At the National Heart Lung and Blood Institute, Tisdale and his team began testing a new bone marrow transplant procedure about three years ago. Of eight transplanted adults, seven were cured. The eighth patient survived the transplant but his symptoms returned. Two more are undergoing transplants.

Despite his investment in his own procedure, Tisdale said the Hopkins method - if it works in more patients - would be a "huge" breakthrough because it only requires half matches, while his requires full matches.

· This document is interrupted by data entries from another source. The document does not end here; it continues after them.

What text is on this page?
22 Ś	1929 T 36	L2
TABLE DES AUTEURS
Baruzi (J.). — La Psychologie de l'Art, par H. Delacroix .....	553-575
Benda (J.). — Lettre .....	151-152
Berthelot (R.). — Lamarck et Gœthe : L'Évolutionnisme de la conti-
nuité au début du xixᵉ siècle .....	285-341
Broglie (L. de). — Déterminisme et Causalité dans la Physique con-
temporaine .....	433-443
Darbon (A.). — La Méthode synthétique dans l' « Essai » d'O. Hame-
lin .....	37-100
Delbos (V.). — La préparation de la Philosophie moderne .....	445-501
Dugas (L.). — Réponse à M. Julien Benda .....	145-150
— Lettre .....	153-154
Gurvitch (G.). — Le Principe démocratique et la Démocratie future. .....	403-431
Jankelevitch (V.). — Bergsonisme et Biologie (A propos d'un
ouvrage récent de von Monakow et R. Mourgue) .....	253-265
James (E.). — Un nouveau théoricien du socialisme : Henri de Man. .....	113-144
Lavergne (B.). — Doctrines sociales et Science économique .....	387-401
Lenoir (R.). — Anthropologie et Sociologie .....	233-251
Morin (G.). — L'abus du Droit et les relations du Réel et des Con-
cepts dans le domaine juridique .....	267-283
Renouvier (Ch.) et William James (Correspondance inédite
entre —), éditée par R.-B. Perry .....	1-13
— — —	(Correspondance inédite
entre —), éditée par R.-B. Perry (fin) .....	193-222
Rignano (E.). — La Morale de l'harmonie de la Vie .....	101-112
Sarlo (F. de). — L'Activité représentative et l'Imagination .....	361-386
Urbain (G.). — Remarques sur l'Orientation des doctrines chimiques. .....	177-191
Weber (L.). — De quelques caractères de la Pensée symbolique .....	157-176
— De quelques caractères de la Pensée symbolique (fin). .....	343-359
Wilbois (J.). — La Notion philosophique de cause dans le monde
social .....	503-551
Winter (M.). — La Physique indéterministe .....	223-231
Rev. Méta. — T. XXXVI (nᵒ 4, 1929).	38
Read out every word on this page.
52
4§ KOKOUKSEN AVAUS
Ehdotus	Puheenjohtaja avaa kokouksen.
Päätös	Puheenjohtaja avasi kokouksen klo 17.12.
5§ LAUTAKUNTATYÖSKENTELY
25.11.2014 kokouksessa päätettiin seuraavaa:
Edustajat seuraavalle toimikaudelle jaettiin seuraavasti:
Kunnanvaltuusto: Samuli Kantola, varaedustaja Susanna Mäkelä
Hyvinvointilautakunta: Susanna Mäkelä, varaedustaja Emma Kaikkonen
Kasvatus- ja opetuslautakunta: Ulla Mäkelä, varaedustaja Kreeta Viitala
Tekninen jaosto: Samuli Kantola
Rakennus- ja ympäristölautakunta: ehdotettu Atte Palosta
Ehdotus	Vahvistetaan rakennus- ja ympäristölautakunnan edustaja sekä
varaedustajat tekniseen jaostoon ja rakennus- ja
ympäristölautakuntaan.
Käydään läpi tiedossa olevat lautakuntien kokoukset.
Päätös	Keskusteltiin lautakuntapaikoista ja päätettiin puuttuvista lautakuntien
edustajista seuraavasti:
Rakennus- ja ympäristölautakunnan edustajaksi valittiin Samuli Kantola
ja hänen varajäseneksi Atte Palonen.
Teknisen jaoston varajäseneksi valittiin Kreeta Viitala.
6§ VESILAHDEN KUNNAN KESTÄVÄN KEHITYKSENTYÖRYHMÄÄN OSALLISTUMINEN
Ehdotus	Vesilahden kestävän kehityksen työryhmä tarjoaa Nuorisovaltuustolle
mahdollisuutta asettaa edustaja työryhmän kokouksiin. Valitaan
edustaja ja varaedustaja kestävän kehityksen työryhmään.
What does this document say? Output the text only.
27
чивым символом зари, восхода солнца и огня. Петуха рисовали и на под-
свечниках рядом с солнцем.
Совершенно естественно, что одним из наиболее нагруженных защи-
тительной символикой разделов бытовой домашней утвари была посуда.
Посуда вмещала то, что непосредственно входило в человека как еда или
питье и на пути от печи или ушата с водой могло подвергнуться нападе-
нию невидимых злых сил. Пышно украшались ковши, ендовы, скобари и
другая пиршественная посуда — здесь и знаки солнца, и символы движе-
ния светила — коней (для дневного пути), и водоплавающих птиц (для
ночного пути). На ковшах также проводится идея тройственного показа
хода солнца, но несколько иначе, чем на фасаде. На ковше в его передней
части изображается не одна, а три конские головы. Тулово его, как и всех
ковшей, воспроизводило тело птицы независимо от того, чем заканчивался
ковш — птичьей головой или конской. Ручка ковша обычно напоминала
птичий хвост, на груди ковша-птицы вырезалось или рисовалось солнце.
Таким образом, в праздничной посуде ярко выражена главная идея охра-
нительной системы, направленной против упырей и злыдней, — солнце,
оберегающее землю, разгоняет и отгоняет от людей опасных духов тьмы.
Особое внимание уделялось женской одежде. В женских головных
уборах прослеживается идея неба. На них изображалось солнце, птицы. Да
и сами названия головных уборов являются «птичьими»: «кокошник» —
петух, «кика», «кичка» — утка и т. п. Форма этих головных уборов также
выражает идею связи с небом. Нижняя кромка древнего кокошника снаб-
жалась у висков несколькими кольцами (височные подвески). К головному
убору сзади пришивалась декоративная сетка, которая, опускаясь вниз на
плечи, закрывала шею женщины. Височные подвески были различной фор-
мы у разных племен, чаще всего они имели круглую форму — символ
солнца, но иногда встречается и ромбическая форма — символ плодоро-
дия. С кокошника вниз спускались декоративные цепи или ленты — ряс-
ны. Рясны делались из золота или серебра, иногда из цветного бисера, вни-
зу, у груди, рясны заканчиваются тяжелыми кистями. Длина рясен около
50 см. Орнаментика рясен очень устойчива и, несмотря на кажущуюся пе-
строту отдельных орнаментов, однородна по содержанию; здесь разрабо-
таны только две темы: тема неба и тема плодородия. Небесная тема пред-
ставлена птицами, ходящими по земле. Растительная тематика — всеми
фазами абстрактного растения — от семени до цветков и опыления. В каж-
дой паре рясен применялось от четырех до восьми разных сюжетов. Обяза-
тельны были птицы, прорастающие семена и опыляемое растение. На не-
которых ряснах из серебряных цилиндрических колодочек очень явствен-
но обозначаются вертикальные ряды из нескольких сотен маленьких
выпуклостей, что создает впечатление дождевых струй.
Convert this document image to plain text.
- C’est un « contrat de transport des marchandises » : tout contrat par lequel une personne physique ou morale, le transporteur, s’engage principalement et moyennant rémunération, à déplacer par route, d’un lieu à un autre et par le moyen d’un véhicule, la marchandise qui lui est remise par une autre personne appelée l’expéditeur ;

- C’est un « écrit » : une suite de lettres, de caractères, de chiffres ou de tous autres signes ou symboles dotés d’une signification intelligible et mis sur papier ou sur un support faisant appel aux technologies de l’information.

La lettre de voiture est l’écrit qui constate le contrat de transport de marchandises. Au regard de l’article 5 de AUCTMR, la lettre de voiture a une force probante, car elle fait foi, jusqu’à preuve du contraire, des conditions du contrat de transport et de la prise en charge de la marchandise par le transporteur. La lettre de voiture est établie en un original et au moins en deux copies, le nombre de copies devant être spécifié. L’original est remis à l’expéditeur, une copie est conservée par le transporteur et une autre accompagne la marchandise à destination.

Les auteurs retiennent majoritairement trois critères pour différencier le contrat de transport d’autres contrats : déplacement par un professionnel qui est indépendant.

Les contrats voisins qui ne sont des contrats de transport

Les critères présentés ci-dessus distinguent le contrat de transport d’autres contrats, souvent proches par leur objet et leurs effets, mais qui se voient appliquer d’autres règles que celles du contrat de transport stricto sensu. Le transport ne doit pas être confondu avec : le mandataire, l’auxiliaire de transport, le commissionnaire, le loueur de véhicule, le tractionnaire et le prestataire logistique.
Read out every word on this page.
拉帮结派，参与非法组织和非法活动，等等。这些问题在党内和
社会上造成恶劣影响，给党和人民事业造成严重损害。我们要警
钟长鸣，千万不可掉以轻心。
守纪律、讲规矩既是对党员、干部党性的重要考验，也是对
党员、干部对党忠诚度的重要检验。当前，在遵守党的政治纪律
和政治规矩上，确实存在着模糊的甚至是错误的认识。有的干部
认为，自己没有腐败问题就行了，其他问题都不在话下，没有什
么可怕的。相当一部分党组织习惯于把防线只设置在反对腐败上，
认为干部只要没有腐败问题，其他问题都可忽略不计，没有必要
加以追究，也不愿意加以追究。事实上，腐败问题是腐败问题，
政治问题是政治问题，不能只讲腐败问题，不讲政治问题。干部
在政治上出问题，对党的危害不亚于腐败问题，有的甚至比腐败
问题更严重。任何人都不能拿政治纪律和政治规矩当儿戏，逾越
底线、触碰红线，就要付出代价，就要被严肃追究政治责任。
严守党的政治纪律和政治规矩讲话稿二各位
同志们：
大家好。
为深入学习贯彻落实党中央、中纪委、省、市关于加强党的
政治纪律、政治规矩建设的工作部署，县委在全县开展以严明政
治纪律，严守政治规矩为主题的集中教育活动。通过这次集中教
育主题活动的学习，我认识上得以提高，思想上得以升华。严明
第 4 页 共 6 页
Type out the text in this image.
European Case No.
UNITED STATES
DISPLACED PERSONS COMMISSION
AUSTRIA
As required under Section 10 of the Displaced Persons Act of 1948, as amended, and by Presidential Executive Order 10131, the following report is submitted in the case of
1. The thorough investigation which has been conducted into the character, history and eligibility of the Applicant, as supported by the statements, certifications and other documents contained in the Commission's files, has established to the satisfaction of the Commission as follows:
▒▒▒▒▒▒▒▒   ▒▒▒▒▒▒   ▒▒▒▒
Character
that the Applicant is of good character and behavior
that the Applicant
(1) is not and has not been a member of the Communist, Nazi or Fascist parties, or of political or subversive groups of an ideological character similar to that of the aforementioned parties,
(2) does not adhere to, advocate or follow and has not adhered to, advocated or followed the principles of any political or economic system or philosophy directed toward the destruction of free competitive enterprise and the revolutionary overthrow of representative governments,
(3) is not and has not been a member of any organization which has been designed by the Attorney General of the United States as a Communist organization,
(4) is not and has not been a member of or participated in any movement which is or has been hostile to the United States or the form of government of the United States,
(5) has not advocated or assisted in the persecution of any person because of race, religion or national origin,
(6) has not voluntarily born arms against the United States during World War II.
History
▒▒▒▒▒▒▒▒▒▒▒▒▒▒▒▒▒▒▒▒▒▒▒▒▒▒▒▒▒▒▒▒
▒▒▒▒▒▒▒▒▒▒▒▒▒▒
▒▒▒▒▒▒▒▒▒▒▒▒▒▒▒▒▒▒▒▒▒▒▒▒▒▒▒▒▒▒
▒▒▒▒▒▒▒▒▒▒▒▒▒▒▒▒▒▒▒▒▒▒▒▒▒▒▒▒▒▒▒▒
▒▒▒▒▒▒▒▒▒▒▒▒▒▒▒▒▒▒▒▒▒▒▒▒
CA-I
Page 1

The Hopkins procedure has been huge for Pamela Newton.

Newton's mother knew something was wrong with her baby early on. She cried a lot, especially when she was picked up. When she learned to walk, Newton dragged her legs. Her mother took her back and forth to hospitals until she was 5, when a doctor finally ordered the critical blood test. She had sickle cell.

Newton took an extra year to graduate from high school after missing too many classes when she was sick. She dropped out of college when the pain, which she said felt like a heart attack all over her body, made it too hard to focus. By then she needed regular narcotics and used a Demerol pump. She spent 15 years on daily painkillers and sometimes wound up in the hospital twice a month.

By 2006, when she was referred to Brodsky, she was out of options. Twice in the previous year, she had wound up in the intensive-care unit with bleeding on her brain.

Brodsky offered her a bone marrow transplant. He warned her of the risks. He told her she could die.